Pour plus d’informations n’hésitez pas à vous en remettre à la gentillesse de M. Kouider Medjadji de l’IMA que l’on a tenté on l’avoue de faire cracher sur une exposition que l’on pensait concurrente…

Vous n’avez pas l’impression qu’avec l’exposition Des arts de l’Islam vous vous faites doubler par le Louvre alors que vous avez plus d’expérience?

Non ! Nos expositions sont trop différentes pour le penser comme ça. C’est un plus ! Il est trop tôt pour le voir mais l’intérêt du public pour le sujet va forcément nous profiter et nous apporter des visiteurs. J’étais très content quand j’ai appris que le projet allait se concrétiser.

Quelle est selon vous la différence entre les deux expositions?

Leur collection est très impressionnante il ne faut pas l’oublier, ayant des partenariats depuis bien plus longtemps que l’exposition avec tous les pays arabes, il peuvent en quelque sorte se servir comme ils le souhaitent ! Et ils utilisent cette richesse pour de la présentation, notre approche est plus thématique, plus poussée. C’est parce que nous avons derrière nous un grand nombre d’expositions temporaires qui explorent la culture arabe dans tous ses recoins sans aucun tabous.
C’est pour ça que nos deux institutions se complètent plutôt que ne s’opposent, le Louvre offre un premier contact explicatif et nous poussons la réflexion de façon plus diversifiée.

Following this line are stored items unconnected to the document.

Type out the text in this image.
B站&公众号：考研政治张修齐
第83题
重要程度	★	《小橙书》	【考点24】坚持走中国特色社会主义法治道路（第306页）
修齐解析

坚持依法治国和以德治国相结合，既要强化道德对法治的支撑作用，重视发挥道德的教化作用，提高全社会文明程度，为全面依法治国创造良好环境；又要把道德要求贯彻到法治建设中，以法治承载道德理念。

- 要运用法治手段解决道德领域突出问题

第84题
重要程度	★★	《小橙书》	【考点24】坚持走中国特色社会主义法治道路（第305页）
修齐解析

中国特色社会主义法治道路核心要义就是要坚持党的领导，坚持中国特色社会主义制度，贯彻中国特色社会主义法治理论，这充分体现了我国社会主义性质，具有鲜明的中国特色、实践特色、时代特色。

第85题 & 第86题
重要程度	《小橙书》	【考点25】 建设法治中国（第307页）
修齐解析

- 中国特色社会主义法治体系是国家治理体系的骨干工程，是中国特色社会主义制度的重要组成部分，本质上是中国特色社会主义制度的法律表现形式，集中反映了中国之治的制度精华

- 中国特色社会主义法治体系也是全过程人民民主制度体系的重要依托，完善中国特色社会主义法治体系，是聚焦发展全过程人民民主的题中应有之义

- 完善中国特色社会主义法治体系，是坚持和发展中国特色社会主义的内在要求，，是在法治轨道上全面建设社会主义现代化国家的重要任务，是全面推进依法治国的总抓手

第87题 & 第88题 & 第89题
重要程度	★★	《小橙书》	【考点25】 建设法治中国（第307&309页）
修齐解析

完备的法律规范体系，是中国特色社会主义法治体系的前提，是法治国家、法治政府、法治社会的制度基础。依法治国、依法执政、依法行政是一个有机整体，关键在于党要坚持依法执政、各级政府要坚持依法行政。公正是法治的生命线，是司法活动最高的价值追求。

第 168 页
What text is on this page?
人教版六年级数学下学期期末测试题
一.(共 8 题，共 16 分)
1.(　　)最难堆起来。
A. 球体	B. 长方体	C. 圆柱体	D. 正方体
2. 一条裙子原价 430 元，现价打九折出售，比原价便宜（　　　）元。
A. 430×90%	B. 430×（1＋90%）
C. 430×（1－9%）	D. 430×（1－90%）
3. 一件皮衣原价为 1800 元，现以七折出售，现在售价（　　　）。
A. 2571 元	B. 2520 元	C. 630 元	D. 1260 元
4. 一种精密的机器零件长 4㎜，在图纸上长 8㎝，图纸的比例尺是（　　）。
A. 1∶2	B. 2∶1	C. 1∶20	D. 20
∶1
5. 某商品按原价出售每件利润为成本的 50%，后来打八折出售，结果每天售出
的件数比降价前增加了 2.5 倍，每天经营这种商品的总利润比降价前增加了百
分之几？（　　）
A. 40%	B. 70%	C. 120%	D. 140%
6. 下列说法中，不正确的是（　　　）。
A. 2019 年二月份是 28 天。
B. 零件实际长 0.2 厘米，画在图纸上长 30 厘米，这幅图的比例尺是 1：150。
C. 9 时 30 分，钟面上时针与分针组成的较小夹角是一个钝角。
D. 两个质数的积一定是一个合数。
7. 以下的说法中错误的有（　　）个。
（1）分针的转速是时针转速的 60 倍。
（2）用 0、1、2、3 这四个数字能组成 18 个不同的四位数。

Lorsque l’on parle d’un sujet aussi sensible que celui-ci tout est affaire de définitions souvent incomprises par beaucoup d’entre nous…

Oui tout à fait. Il ne faut pas confondre Islam et civilisation arabe par exemple, ce qui est dommage c’est que certaines personnalités affiliées à ce genre de projet ne sont pas claires avec tous ces mots, ils évitent les questions lorsqu’on essaye de les faire parler de définitions.
Nous traitions aussi les Arts de l’Islam et depuis février nous avons entièrement refait le musée pour une approche plus civilisationelle de laquelle on n’exclut ni le judaïsme ni le catholicisme. C’est de l’identité arabe dont on parle si l’on veut parler de l’Islam il faudrait aussi parler de l’art en Inde ou en Indonésie où la proportions de musulmans est tout aussi importante.

Il faut donc faire quelques crochets pour réellement apprécier cette exposition titanesque. C’est après une deuxième confrontation au meltingpot pot de la file d’attente, à la fouille de sac à dos et au troupeau qui prend le même chemin que vous pour aller voir la pote de De Vinci que l’on comprend la beauté de la collection. Allez au-delà des explications un peu soporifiques et regardez attentivement ces objets magnifiques renfermant jalousement un art à l’identité forte qui vous donneront  envie de devenir calife à la place du calife.
Nos deux envoyés spéciaux sont bien contents mais les milliers de visiteurs journaliers du Louvre n’ont certainement pas tous des supérieurs tyranniques pour les forcer à aller au bout de l’investigation. On craint donc que derrière de très bonnes intentions, on embrouille encore les bons citoyens français (et étrangers) qui ne demandent qu’à comprendre une culture au centre de l’actualité.